Derek Jarman: A Portrait
Edited by Roger Wollen
Thames & Hudson hbk, 176 pgs
Review by Gerald Houghton (1996)
Derek Jarman died of AIDS-related complications the day before Parliament failed to reduce the age of consent for gay men to 16. Thus, on the morning of the vote, the broadsheets were saturated in glowing obituaries for one of the most out of all gay icons and, since 1991, a literal saint. Derek Jarman always had a sense of occasion.
What those obits evidenced was how much more than just a Queer (his word) campaigner Jarman was. A genuine Renaissance man of British Art, disciplines jostled for space in his crowded cannon - painter, set designer, gardener, accomplished author and, most visibly, brilliant film-maker. Now, two years on, this beautiful book - produced to coincide with the first major London retrospective - is a welcome and largely successful attempt to contextualise the different strands of Jarman's rich creative life. While it doesn't fail to take on the sexual and political (that would be to betray his legacy) it puts the work centre stage for the first time since the HIV+ diagnosis at the end of 1986.
His career began and ended as a painter. In the 60s he was at the Slade, hanging with Hockney, furnishing sparse, surreal landscapes with his fascination for Egyptology. By the end he was out on his own: the collage paintings embedded found objects - beach detritus, kids toys, medical paraphernalia - in thick black patina; the huge final canvases with paint plastered across homophobic headlines, words slashed - Blood, Fuck Me Blind - through the elephant-hide skin. Inevitably, as reproduced in here they convey only a fraction of the sheer physicality (and, occasionally, smell) of the originals. Politeness wasn't in it. Sometimes the sloganeering bordered on the naive (even silly), but then their creator was not one for excessive contemplation. These canvasses radiate with the fear, anger and frustration of the final months.
He was relying on natural talent to carry him through by the end, the slough of despond that might reasonably have been expected to descend from his death sentence projected back into the work. As is made clear in these pages, Derek Jarman was no perfectionist; but then few perfectionists could have achieved seven features, four books, numerous paintings and assorted design work in just these eight years alone. And that despite his increasing ill-health and, eventually, blindness.
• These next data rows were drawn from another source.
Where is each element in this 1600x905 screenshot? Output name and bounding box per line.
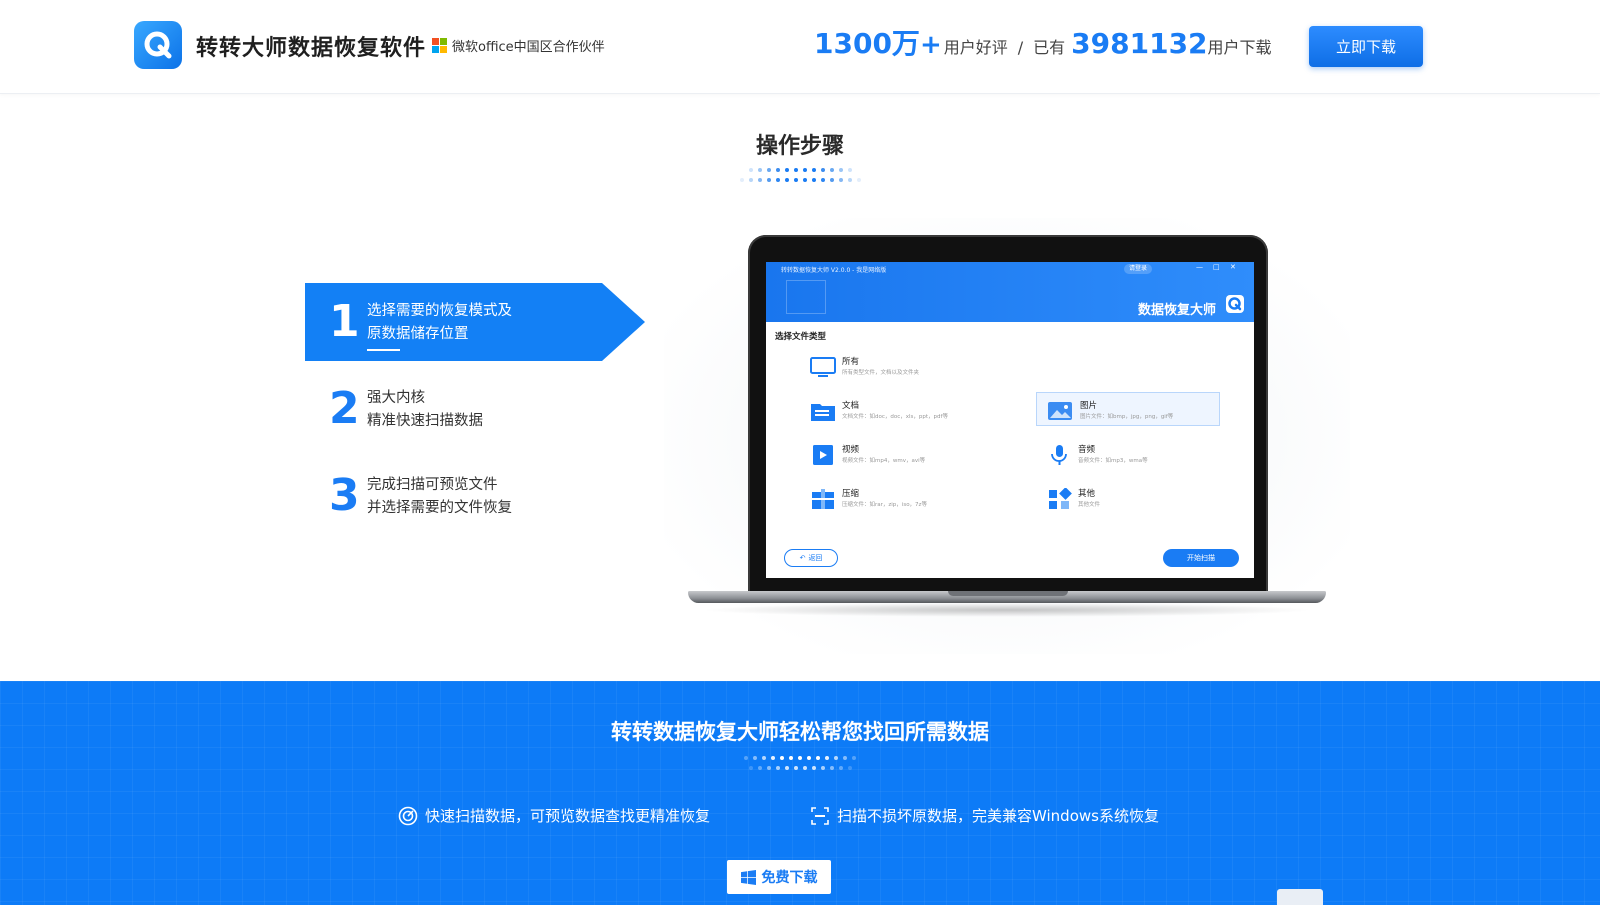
app-title-bar: 转转数据恢复大师 V2.0.0 - 我是网络版 请登录 — □ ✕ 数据恢复大师 [766,262,1254,322]
stats-separator: / [1017,38,1024,57]
minimize-icon[interactable]: — [1196,263,1203,271]
filetype-audio-name: 音频 [1078,445,1096,455]
floating-widget-icon[interactable] [1277,889,1323,905]
filetype-archive-name: 压缩 [842,489,860,499]
step-1-underline [367,349,400,351]
app-brand-logo-icon [1226,295,1244,313]
filetype-archive-desc: 压缩文件：如rar，zip，iso，7z等 [842,502,927,508]
back-arrow-icon: ↶ [799,554,806,562]
free-download-label: 免费下载 [761,870,818,886]
step-3-line1[interactable]: 完成扫描可预览文件 [367,474,498,497]
step-1-line2: 原数据储存位置 [367,326,469,342]
filetype-document-name: 文档 [842,401,860,411]
filetype-image-desc: 图片文件：如bmp，jpg，png，gif等 [1080,414,1174,420]
filetype-image-selected[interactable]: 图片 图片文件：如bmp，jpg，png，gif等 [1036,392,1220,426]
feature-safe-scan-text: 扫描不损坏原数据，完美兼容Windows系统恢复 [837,807,1159,825]
maximize-icon[interactable]: □ [1213,263,1220,271]
step-2-line1[interactable]: 强大内核 [367,387,425,410]
feature-safe-scan: 扫描不损坏原数据，完美兼容Windows系统恢复 [810,805,1159,826]
filetype-audio-desc: 音频文件：如mp3，wma等 [1078,458,1148,464]
stats-bar: 1300万 + 用户好评 / 已有 3981132 用户下载 [814,22,1272,66]
microsoft-logo-icon [432,38,447,53]
filetype-video-desc: 视频文件：如mp4，wmv，avi等 [842,458,926,464]
filetype-video[interactable]: 视频 视频文件：如mp4，wmv，avi等 [810,440,980,474]
step-2-line2[interactable]: 精准快速扫描数据 [367,410,483,433]
filetype-document-desc: 文档文件：如doc，doc，xls，ppt，pdf等 [842,414,948,420]
video-icon [813,445,833,465]
step-2-number[interactable]: 2 [329,387,360,431]
free-download-button[interactable]: 免费下载 [727,860,831,894]
promo-dots-decoration [0,752,1600,760]
filetype-other-desc: 其他文件 [1078,502,1101,508]
app-section-label: 选择文件类型 [775,332,827,342]
app-back-label: 返回 [808,554,823,562]
filetype-other-name: 其他 [1078,489,1096,499]
app-back-button[interactable]: ↶ 返回 [784,549,838,567]
app-login-link[interactable]: 请登录 [1124,264,1153,274]
monitor-icon [810,357,836,377]
feature-fast-scan-text: 快速扫描数据，可预览数据查找更精准恢复 [425,807,711,825]
top-header: 转转大师数据恢复软件 微软office中国区合作伙伴 1300万 + 用户好评 … [0,0,1600,94]
filetype-all[interactable]: 所有 所有类型文件，文档以及文件夹 [810,352,980,386]
brand-title: 转转大师数据恢复软件 [196,36,427,61]
filetype-image-name: 图片 [1080,401,1098,411]
app-window-title: 转转数据恢复大师 V2.0.0 - 我是网络版 [781,267,887,274]
filetype-other[interactable]: 其他 其他文件 [1046,484,1216,518]
step-3-line2[interactable]: 并选择需要的文件恢复 [367,497,512,520]
rating-plus: + [919,30,942,60]
step-1-line1: 选择需要的恢复模式及 [367,303,512,319]
app-brand: 数据恢复大师 [1138,303,1217,318]
download-count: 3981132 [1071,27,1208,60]
title-dots-decoration-2 [0,174,1600,182]
promo-dots-decoration-2 [0,762,1600,770]
grid-apps-icon [1049,488,1072,509]
folder-icon [811,404,835,421]
title-dots-decoration [0,164,1600,172]
promo-title: 转转数据恢复大师轻松帮您找回所需数据 [611,720,989,744]
laptop-shadow [700,603,1314,617]
app-start-scan-button[interactable]: 开始扫描 [1163,549,1239,567]
rating-count: 1300万 [814,27,920,60]
microphone-icon [1051,445,1067,465]
close-icon[interactable]: ✕ [1230,263,1236,271]
archive-icon [812,489,834,509]
laptop-notch [948,591,1068,596]
step-1-number: 1 [329,296,360,347]
speed-scan-icon [398,806,418,825]
download-label: 用户下载 [1207,38,1272,57]
filetype-video-name: 视频 [842,445,860,455]
filetype-audio[interactable]: 音频 音频文件：如mp3，wma等 [1046,440,1216,474]
rating-label: 用户好评 [943,38,1008,57]
step-3-number[interactable]: 3 [329,474,360,518]
image-icon [1048,402,1072,420]
download-prefix: 已有 [1033,38,1066,57]
filetype-all-name: 所有 [842,357,860,367]
windows-icon [740,869,756,885]
partner-text: 微软office中国区合作伙伴 [452,40,605,55]
scan-frame-icon [811,806,829,825]
app-screenshot: 转转数据恢复大师 V2.0.0 - 我是网络版 请登录 — □ ✕ 数据恢复大师… [766,262,1254,578]
download-now-button[interactable]: 立即下载 [1309,26,1423,67]
filetype-archive[interactable]: 压缩 压缩文件：如rar，zip，iso，7z等 [810,484,980,518]
steps-title: 操作步骤 [755,134,844,159]
filetype-all-desc: 所有类型文件，文档以及文件夹 [842,370,920,376]
filetype-document[interactable]: 文档 文档文件：如doc，doc，xls，ppt，pdf等 [810,396,980,430]
feature-fast-scan: 快速扫描数据，可预览数据查找更精准恢复 [398,805,710,826]
app-logo[interactable] [134,21,182,69]
app-bar-decoration [786,280,826,314]
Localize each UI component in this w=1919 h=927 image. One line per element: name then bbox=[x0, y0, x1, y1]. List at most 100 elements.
Jarman was never afraid, was proud even, of being a Queer Artist. Even AIDS Artist - something that terrified old acquaintance and fellow sufferer, photographer Robert Mapplethorpe. But what this book - and to a greater extent the exhibition - seeks to do is stake a claim for him as a significant post-war British artist. In 1986 he was nominated for the Turner Prize, the most well known if not the most prestigious of all UK arts prizes. What for others (think Damien Hirst) has become a badge of office, is mentioned only once in this book, and that in the useful Chronology at the back. Jarman was not - could never have been - a member of the establishment. For all his undoubted aesthetic and technical prowess, the work first and foremost came to be about what most preoccupied its author. He once famously protested indifference towards art lacking an autobiographical input.
There are 151 illustrations here, 90 in colour. They form a backbone, the most useful archive yet of his painting. The better known films are, rightfully, represented by a far smaller selection of stills. Nine brief, stimulating, highly readable essays bolster the images, from the likes of Matt Cook (writing), Christopher Lloyd (gardening), Michael O'Pray and Gary Watson (film), and Peter Snow (design).
This book is far from exhaustive. There are serious academic texts to written about his lasting impact on art in general and Queer art in particular. This is not that book. If the essays tell us little that we didn't already know, visually it communicates a whole area of Jarman's career almost untouched in published form beyond a handful of obscure (often Japanese) catalogues. In the end it's rightfully a celebration, of a remarkable artist and a quite remarkable man.